Ia bertanya-tanya apakah perubahan panjang hari sepanjang sejarah Bumi berdampak pada fotosintesis.

"Mungkin saja jenis persaingan serupa antara mikroba berkontribusi pada keterlambatan produksi oksigen di Bumi purba," jelas Klatt.

Untuk menunjukkan hipotesis ini, tim tersebut melakukan eksperimen dan pengukuran pada mikroba, baik di lingkungan alami maupun di laboratorium.

Mereka juga melakukan studi pemodelan terperinci berdasarkan hasil mereka untuk menghubungkan sinar matahari dengan produksi oksigen mikroba, dan produksi oksigen mikroba dengan sejarah Bumi.

"Intuisi menunjukkan bahwa dua hari yang berdurasi 12 jam seharusnya sama dengan satu hari yang berdurasi 24 jam."

"Sinar matahari terbit dan terbenam dua kali lebih cepat, dan produksi oksigen mengikutinya secara bersamaan," jelas ilmuwan kelautan Arjun Chennu dari Pusat Leibniz untuk Penelitian Kelautan Tropis di Jerman.

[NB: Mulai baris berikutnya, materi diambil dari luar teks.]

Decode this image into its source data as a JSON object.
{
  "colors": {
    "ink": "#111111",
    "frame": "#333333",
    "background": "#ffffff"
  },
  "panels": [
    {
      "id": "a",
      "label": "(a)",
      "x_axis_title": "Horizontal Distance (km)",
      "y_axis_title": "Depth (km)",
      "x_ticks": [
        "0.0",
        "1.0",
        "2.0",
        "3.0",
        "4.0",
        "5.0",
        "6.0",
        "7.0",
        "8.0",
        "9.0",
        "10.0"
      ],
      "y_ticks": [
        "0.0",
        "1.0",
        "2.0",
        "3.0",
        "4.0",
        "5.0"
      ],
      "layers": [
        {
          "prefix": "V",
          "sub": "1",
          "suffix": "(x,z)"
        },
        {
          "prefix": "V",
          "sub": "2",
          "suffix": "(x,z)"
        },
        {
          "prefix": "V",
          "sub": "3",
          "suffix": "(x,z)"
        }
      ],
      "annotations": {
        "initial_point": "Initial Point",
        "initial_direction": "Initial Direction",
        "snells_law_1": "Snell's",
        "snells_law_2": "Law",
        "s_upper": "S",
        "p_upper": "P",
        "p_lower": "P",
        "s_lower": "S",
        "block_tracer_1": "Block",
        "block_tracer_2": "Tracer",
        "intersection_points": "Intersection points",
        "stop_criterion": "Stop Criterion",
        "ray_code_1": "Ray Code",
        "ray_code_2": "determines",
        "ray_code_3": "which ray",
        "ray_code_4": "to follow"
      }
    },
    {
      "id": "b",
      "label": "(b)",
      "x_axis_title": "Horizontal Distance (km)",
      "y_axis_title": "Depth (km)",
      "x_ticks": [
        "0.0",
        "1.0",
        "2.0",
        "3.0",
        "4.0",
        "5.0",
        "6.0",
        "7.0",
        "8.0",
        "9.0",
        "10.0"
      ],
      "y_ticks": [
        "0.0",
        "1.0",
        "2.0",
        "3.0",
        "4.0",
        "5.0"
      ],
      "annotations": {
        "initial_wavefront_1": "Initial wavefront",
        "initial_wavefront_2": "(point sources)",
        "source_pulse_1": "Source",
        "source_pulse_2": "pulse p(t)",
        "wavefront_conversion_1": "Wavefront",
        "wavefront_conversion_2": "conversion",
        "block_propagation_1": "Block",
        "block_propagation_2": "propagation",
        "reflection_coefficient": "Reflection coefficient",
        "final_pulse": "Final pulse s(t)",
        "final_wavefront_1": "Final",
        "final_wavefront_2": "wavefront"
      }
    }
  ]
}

"Namun, pelepasan oksigen dari lapisan bakteri tidak demikian, karena dibatasi oleh kecepatan difusi molekuler. Pelepasan oksigen yang halus dari sinar matahari ini merupakan inti dari mekanisme tersebut."

Hasil ini dimasukkan ke dalam model global kadar oksigen, dan tim tersebut menemukan bahwa hari yang lebih panjang dikaitkan dengan peningkatan oksigen Bumi - bukan hanya Peristiwa Oksidasi Besar, tetapi juga oksigenasi atmosfer kedua yang disebut Peristiwa Oksigenasi Neoproterozoikum sekitar 550 hingga 800 juta tahun yang lalu.

"Kami menggabungkan hukum fisika yang beroperasi pada skala yang sangat berbeda, dari difusi molekuler hingga mekanika planet. Kami menunjukkan bahwa ada hubungan mendasar antara panjang hari dan seberapa banyak oksigen yang dapat dilepaskan oleh mikroba penghuni tanah," kata Chennu.

"Ini cukup menarik. Dengan cara ini kami menghubungkan tarian molekul dalam lapisan mikroba dengan tarian planet kita dan Bulannya."

Penelitian ini telah dipublikasikan di Nature Geoscience.